Objective: To identify immunogenic antigens encoded by novel unannotated open reading frames that are uniquely presented on MHC class I by T-ALL cells and absent from healthy tissues thereby expanding the actionable antigen repertoire for precision immunotherapy.
Methods: We applied an integrated approach combining MHC class I immunoprecipitation coupled to liquid chromatography tandem mass spectrometry and RNA sequencing in 15 T-ALL patient derived xenograft samples (PDX). Mass spectrometry spectra were searched against a curated database of proteins from novel unannotated open reading frames. RNA expression of genomic regions encoding the candidate peptides was quantified with BamQuery and normalized to reads per hundred million (rphm).
To prioritize peptides unlikely to be presented in healthy cells and tissues we set a minimum threshold of 5.92 rphm, corresponding to a greater than 5 % probability of generating an MHC-I-associated peptide (MAP), based on RNA sequencing data from the Therapeutically Applicable Research to Generate Effective Treatments (TARGET) T-ALL cohort (n=265). Peptides with significantly higher expression in both our PDXs and the TARGET T-ALL cohort compared to normal thymocytes (n=11) and Genotype-Tissue Expression (GTEx) collection (30 tissues, 10 donors each) were selected.
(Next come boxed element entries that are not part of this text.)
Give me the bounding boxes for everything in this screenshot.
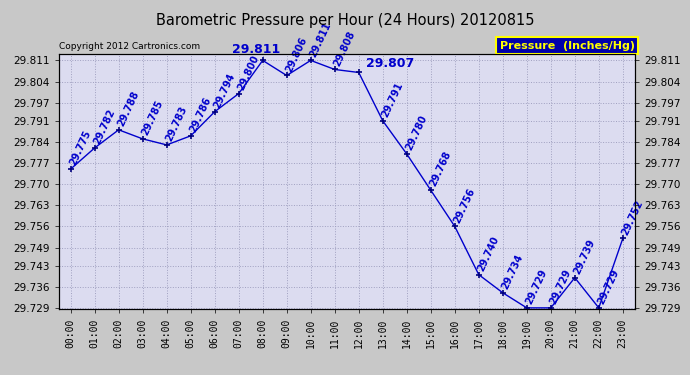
Text: 29.811: 29.811: [308, 20, 333, 58]
Text: 29.786: 29.786: [188, 96, 213, 134]
Text: 29.756: 29.756: [452, 186, 477, 225]
Text: 29.800: 29.800: [235, 53, 261, 92]
Text: 29.783: 29.783: [164, 105, 188, 143]
Text: 29.739: 29.739: [572, 237, 597, 276]
Text: 29.734: 29.734: [500, 253, 524, 291]
Text: 29.807: 29.807: [366, 57, 414, 70]
Text: 29.729: 29.729: [548, 268, 573, 306]
Text: Barometric Pressure per Hour (24 Hours) 20120815: Barometric Pressure per Hour (24 Hours) …: [156, 13, 534, 28]
Text: 29.811: 29.811: [232, 44, 280, 57]
Text: 29.729: 29.729: [595, 268, 620, 306]
Text: Copyright 2012 Cartronics.com: Copyright 2012 Cartronics.com: [59, 42, 200, 51]
Text: 29.752: 29.752: [620, 198, 644, 237]
Text: 29.785: 29.785: [139, 99, 164, 137]
Text: 29.782: 29.782: [92, 108, 117, 146]
Text: 29.788: 29.788: [116, 90, 141, 128]
Text: 29.780: 29.780: [404, 114, 428, 152]
Text: 29.740: 29.740: [475, 234, 500, 273]
Text: 29.775: 29.775: [68, 129, 92, 167]
Text: 29.806: 29.806: [284, 35, 308, 74]
Text: 29.794: 29.794: [212, 72, 237, 110]
Text: 29.791: 29.791: [380, 81, 404, 119]
Text: 29.808: 29.808: [332, 29, 357, 68]
Text: 29.729: 29.729: [524, 268, 549, 306]
Text: 29.768: 29.768: [428, 150, 453, 188]
Text: Pressure  (Inches/Hg): Pressure (Inches/Hg): [500, 40, 635, 51]
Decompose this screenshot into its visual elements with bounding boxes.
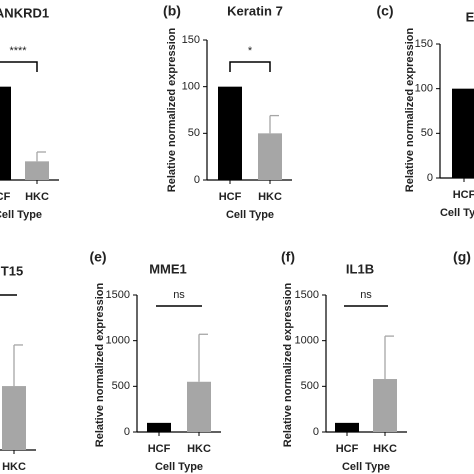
y-tick-label: 1500 (106, 289, 130, 301)
significance-bracket (229, 61, 271, 72)
y-tick-label: 50 (421, 127, 433, 139)
bar (218, 86, 242, 180)
y-tick-label: 150 (415, 38, 433, 50)
bar (258, 133, 282, 180)
x-tick-label: HKC (2, 461, 26, 473)
x-axis-label: Cell Type (440, 207, 474, 219)
bar (187, 381, 211, 432)
bar (0, 86, 11, 180)
bar (147, 422, 171, 432)
bar (25, 161, 49, 180)
chart-title: ANKRD1 (0, 5, 49, 20)
y-tick-label: 150 (182, 34, 200, 46)
y-tick-label: 0 (313, 426, 319, 438)
x-tick-label: HKC (258, 191, 282, 203)
y-tick-label: 500 (301, 380, 319, 392)
bar (373, 379, 397, 432)
y-tick-label: 100 (415, 83, 433, 95)
y-tick-label: 500 (112, 380, 130, 392)
x-tick-label: HKC (25, 191, 49, 203)
panel-label: (f) (281, 249, 295, 265)
y-axis-label: Relative normalized expression (94, 282, 106, 447)
y-tick-label: 0 (194, 174, 200, 186)
x-tick-label: HKC (187, 443, 211, 455)
panel-label: (c) (376, 3, 393, 19)
x-axis-label: Cell Type (342, 461, 390, 473)
y-tick-label: 1000 (295, 335, 319, 347)
y-tick-label: 1500 (295, 289, 319, 301)
annotation: ns (360, 289, 372, 301)
chart-title: IL1B (346, 261, 374, 276)
x-tick-label: HCF (219, 191, 242, 203)
annotation: ns (173, 289, 185, 301)
y-axis-label: Relative normalized expression (404, 27, 416, 192)
bar (335, 422, 359, 432)
annotation: **** (9, 45, 27, 57)
annotation: * (248, 45, 253, 57)
x-tick-label: HCF (336, 443, 359, 455)
y-tick-label: 1000 (106, 335, 130, 347)
chart-title: T15 (1, 263, 23, 278)
bar (2, 386, 26, 450)
y-tick-label: 50 (188, 127, 200, 139)
panel-label: (b) (163, 3, 181, 19)
x-tick-label: HCF (0, 191, 11, 203)
x-tick-label: HKC (373, 443, 397, 455)
y-tick-label: 0 (124, 426, 130, 438)
panel-label: (g) (453, 249, 471, 265)
bar (452, 88, 474, 178)
significance-bracket (0, 61, 38, 72)
x-tick-label: HCF (148, 443, 171, 455)
x-axis-label: Cell Type (0, 209, 42, 221)
chart-title: E (466, 9, 474, 24)
chart-title: Keratin 7 (227, 3, 283, 18)
x-axis-label: Cell Type (155, 461, 203, 473)
panel-label: (e) (89, 249, 106, 265)
y-tick-label: 100 (182, 81, 200, 93)
y-tick-label: 0 (427, 172, 433, 184)
y-axis-label: Relative normalized expression (166, 27, 178, 192)
x-tick-label: HCF (453, 189, 474, 201)
chart-title: MME1 (149, 261, 187, 276)
x-axis-label: Cell Type (226, 209, 274, 221)
y-axis-label: Relative normalized expression (282, 282, 294, 447)
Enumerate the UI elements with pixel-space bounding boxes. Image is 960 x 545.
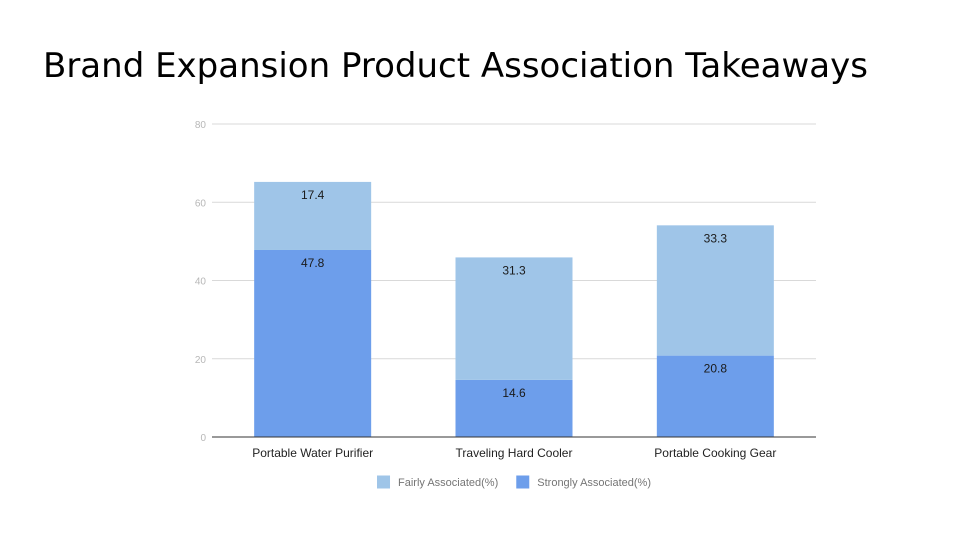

We performed silico immunogenicity predictions using PRIME 2.0, a computational framework that integrates MHC-I binding predictions with T cell receptor recognition propensities. We classified a peptide as immunogenic when two conditions were met: its %rank was < 0.5, indicating that fewer than 0.5% of random peptides of 8-14 residues achieve an equal or higher predicted immunogenicity score, and the HLA allele predicted to present that peptide was confirmed to be expressed in the same sample.
Results: We identified 688 peptides across 15 T-ALL PDX samples (median=71) that mapped to the novel open reading frame database. These MAPs originated from introns 13% (n=89), noncoding RNAs 29% (n=200), intergenic regions 2% (n=14), endogenous retroelements 3% (n=21), and protein coding regions including 5‘ and 3‘ untranslated regions 54% (n=372).
Of the 688 peptides discovered, we retained 637 peptides (92.5%) that had RNA expression greater than 0rphm in matched PDX samples. Filtering out those with expression above 5.92rphm in normal thymocytes yielded 97 peptides (14%). Applying a two-fold expression increase filter (p < 0.05) in our PDXs and the TARGET cohort compared to normal thymocytes (n=11) identified 40 peptides (5.8%). Further, we excluded peptides with expressions above 5.92rphm in other healthy cells and tissues including medullary thymic epithelial cells (n=8), dendritic cells (n=12), CD4 T cells (n=4), CD8 T cells (n=4), NK cells (n=4), B cells (n=4), granulocytes (n=5), and GTEx (n=30) retained 5 peptides (0.7%).
Each candidate antigen was significantly overexpressed (p < 0.05) in our PDXs (n=33) and TARGET (n=265) relative to GTEx (n=30). These candidate T-ALL-specific peptides were also highly expressed in two other T-ALL patient cohorts: the Dana-Farber Cancer Institute (Tran et al., Blood Advances, 2022; n=37) and Verboom et al. (Haematologica, 2018; n=25). Importantly, all five peptides scored as strongly immunogenic with PRIME %rank below 0.5.
Conclusion: We demonstrated that T-ALL cells present novel open reading frame derived MHC class I peptides with high predicted immunogenicity. These results suggest that antigens from non-canonical open reading frames could form the basis of tumor specific immunotherapies in T-ALL.